El patético espectáculo del Capitolio deja una lección: no hay democracia inmune.
Lo sucedido en Washington deja una valiosa lección de humildad.
Por Carolína
Vásquez Araya
Lo
experimentado por los miembros del Senado en Estados Unidos ha sido una muestra
breve e ilustrativa de lo provocado por esa poderosa nación en otro alrededor
del mundo. Convencidos de poseer una democracia a prueba de balas
–literalmente- y de constituir un ejemplo de institucionalidad incorruptible
ante el resto de la comunidad internacional, a los gobernantes de ese país –sin
excepción- no les ha temblado el puño para desestabilizar democracias en otras
latitudes bajo el pretexto de eliminar los riesgos de una posible
independización de otros Estados, en términos económicos y políticos.
Dura
lección para quienes han invadido otros territorios con una bandera que hoy
lleva la mancha del extremismo doméstico. Lo que en estos días aprendieron los
parlamentarios es el valor de la estabilidad, del diálogo y de la correcta
aplicación de las leyes, tanto para su país como para el resto del planeta.

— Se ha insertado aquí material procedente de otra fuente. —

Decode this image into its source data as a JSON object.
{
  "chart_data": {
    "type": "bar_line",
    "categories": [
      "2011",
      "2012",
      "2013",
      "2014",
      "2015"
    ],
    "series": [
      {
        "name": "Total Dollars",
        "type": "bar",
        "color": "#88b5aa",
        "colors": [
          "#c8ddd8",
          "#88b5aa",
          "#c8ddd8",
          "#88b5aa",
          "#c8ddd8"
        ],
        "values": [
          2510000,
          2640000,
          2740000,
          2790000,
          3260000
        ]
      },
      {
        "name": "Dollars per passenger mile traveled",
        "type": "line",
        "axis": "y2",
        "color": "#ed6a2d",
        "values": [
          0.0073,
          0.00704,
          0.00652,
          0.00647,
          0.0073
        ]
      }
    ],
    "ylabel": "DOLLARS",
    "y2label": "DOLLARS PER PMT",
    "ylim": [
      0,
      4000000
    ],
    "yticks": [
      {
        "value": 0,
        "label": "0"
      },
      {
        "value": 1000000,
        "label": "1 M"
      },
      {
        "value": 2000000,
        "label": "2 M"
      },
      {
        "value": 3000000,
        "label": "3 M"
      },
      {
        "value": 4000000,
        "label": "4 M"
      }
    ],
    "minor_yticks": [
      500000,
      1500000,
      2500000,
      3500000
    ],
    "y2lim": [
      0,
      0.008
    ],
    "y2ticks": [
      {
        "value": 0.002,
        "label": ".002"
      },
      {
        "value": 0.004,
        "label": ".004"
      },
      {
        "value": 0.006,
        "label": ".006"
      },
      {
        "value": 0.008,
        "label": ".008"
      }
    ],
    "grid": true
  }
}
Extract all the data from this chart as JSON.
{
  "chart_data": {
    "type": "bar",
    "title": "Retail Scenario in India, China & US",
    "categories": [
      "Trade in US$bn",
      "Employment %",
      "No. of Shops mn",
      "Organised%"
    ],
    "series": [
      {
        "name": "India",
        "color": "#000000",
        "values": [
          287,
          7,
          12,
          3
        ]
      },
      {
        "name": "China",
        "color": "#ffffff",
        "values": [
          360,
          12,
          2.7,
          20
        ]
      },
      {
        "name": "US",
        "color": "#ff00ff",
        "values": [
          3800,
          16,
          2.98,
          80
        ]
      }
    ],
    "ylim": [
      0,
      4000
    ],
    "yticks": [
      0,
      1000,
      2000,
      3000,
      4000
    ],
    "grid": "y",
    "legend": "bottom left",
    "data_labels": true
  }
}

Solo falta que lo apliquen. Las expresiones de incredulidad ante la violenta
batida de las huestes de Trump dentro del “sagrado” recinto del Capitolio, han
de tener más de una lectura. Para empezar, las instancias políticas de ese país
han sido confrontadas con la fragilidad de un sistema considerado
indestructible y, luego, con el hecho de constatar la fuerza de un sector de la
sociedad que no cree en la democracia.
Los
partidarios del presidente Trump, un maníaco hinchado de poder, no son solo
esos cientos de manifestantes que invadieron el Capitolio para amenazar a los
senadores y destruir todo a su paso. No. También están los millones de votantes
que favorecieron a uno de los presidentes más cuestionados, no solo por su
tendencia fascista sino por su personalidad megalomaníaca y abiertamente
racista. Es decir, casi la mitad de los votantes apoya las políticas de un
individuo cuya inestabilidad psicológica ha llevado a una división profunda a
nivel nacional.
El
lamentable espectáculo transmitido en directo desde Washington debería servir
como piedra angular de un cambio sustancial en la política exterior
estadounidense. Aquello considerado una muestra inaudita de atentado contra la
integridad institucional, equivale a las innumerables tácticas de rompimiento
del orden constitucional perpetradas por el Departamento de Estado y sus
agencias de inteligencia en países del tercer y cuarto mundos, las cuales han
jalonado la historia de sus relaciones internacionales destruyendo gravemente
las oportunidades de desarrollo de esas naciones.
Lo sucedido
en Washington con el vandalismo de los grupos afines a Trump choca de frente
contra esa especie de ingenuidad colectiva que considera los valores
democráticos como verdades estampadas en piedra. La verdad es que no hay
democracia capaz de resistir el embate de la violencia extremista y menos
cuando esta es propiciada desde el centro del poder. La democracia es un
proceso, un camino que se abre y se consolida con acciones positivas, no un
ideario abstracto. La democracia se funda en el respeto por el derecho de los
demás y en la estricta aplicación de las leyes, sin excepciones.
Quizás a
partir de ahora se produzca en la clase gobernante estadounidense un necesario
y profundo cambio de perspectiva sobre sus políticas y acciones en otros
países. Las naciones en desarrollo necesitan espacio para respirar y crecer,
política y económicamente; de eso depende la consolidación de democracias
débiles y vulnerables, las cuales hasta ahora viven en la dependencia y la
sumisión, sumidas en la pobreza, la corrupción y el caos institucional.